- Active: 1960 - Present
- Country: Lebanon
- Type: Military Aviation School
- Part of: Lebanese Armed Forces, Lebanese Air Force
- Garrison/HQ: Rayak Air Base

= Lebanese Air Force Aviation School =

The Lebanese Air Force Aviation School (مدرسة القوات الجوية Madrasat al-Kouwat al-Jawiya) is a military school and part of the Lebanese Air Force, established in 1960. The school aims to qualify air force pilots, and is located at Rayak Air Base; however it is controlled by the air force command in Beirut Air Base. The school currently employs Robinson Raven R44 II helicopters of the Fifteenth Squadron for these training purposes.

==Mission==
The school trains the air force pilots according to the needs of the trainees and according to the school's capabilities, taking into consideration the ongoing technological and military advancements. It also helps the army officers, who were transferred from the military academy for this purpose, by technically preparing them to fly jet planes and helicopters and giving them courses in air and ground tactics. The school gives other minor courses including foreign language courses in order to keep a high educational standard between their trainees. Pilots are always trained by the school, in compliance with the missions given forth by the colleges and schools of the Lebanese army.

==History==

August 1, 1982 was the date in which the last air force officers were promoted from the school. During the Lebanese Civil War training was stopped, however after 4 years the trainees were sent for training programs abroad. In 1995, and after the army's new UH-1H helicopters supplied by United States, the trainees were transferred back to the school. Training activities resumed in 1997, and officers shifting in major were directed from the ground forces to the air force. Training in the school's original base was halted in that period until November 5, 2001, when 6 new officers were transferred to the air force in addition to 4 observing officers (promoted in 2003). In 2002, 3 officers also joined the school for a 2-years training period.

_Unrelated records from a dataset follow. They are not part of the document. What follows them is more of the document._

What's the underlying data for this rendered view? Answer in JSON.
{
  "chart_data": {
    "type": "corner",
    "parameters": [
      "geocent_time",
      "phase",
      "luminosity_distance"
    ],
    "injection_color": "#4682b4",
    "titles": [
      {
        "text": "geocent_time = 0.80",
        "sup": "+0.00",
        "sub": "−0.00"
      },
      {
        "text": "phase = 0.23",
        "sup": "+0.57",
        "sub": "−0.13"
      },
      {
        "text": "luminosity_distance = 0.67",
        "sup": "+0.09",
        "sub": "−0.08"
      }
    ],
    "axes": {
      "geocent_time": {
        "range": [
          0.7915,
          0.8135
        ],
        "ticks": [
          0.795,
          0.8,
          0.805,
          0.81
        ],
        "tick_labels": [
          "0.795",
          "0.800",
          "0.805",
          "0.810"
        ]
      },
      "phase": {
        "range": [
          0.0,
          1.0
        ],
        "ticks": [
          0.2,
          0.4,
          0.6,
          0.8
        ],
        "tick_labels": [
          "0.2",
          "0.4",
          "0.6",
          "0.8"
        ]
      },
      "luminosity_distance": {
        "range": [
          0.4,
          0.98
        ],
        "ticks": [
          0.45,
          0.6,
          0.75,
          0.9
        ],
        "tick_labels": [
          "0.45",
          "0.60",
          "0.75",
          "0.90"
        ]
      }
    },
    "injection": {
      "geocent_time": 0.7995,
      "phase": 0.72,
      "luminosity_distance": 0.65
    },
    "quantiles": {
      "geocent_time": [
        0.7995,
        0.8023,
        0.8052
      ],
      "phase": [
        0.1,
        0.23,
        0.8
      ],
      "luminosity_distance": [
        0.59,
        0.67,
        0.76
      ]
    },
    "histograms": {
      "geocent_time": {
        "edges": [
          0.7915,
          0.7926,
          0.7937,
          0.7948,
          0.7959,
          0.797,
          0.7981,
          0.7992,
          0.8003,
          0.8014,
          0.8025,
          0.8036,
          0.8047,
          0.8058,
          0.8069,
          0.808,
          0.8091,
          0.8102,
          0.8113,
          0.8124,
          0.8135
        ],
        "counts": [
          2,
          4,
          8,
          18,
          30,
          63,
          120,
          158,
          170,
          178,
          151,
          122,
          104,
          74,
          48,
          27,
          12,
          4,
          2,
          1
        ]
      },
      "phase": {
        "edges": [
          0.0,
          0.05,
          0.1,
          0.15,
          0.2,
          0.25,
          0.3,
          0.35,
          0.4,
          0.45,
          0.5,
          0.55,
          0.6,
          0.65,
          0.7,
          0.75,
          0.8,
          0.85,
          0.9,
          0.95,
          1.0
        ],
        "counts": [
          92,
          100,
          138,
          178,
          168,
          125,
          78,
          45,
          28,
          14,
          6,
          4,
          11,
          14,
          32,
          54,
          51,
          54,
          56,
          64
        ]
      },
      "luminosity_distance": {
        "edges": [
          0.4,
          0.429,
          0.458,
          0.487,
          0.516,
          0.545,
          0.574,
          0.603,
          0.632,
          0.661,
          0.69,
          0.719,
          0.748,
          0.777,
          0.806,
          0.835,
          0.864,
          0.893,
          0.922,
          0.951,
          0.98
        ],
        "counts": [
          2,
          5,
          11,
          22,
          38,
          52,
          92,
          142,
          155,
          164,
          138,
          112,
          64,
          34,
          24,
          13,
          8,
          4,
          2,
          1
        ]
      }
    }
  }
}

Prior to using the Robinson Raven R44 II starting 2005, the school used to train ab-initio on the UH-1 Iroquois helicopters; However, the Huey is still used later in the course during the advanced Helicopter Training.

==Program==
- Ground School, which includes courses in Aerodynamics, aerial monitoring, introduction to the aircraft and sign communication with the watch tower. At the end of the first training sessions, the trainees take a test in order to see their progress. This test comes after a period of 15 hours of preliminary training.
- Second year, which encompasses general aviation and military courses in addition to several levels required to be passed:
  - Solo, the first level training period where the newly trained pilot takes a 30-minute aviation test.
  - Emergence Phase, a training period inside the periphery of the air base.
  - Combined Area, a training period outside the base's periphery.
- Third year, which includes training on a simulator, mountainous and low training, in addition to aviation, tactical and night aviation. This period ends by taking operational training and then the pilot joins specified groups after having passed a total period of 180 aerial flights.

===Simulators===
The Lebanese Air Force is interested in obtaining one UH-1 flight simulator, with training and logistical support. This requires upgrading the facilities of the school also.

==Achievements==
In addition to the training courses given to the pilots, a training program was established for a period of 3 months. This program, which has been taken by 3 officers, teaches trainees to fly on newly supplied aircraft that undergo maintenance to test its endurance.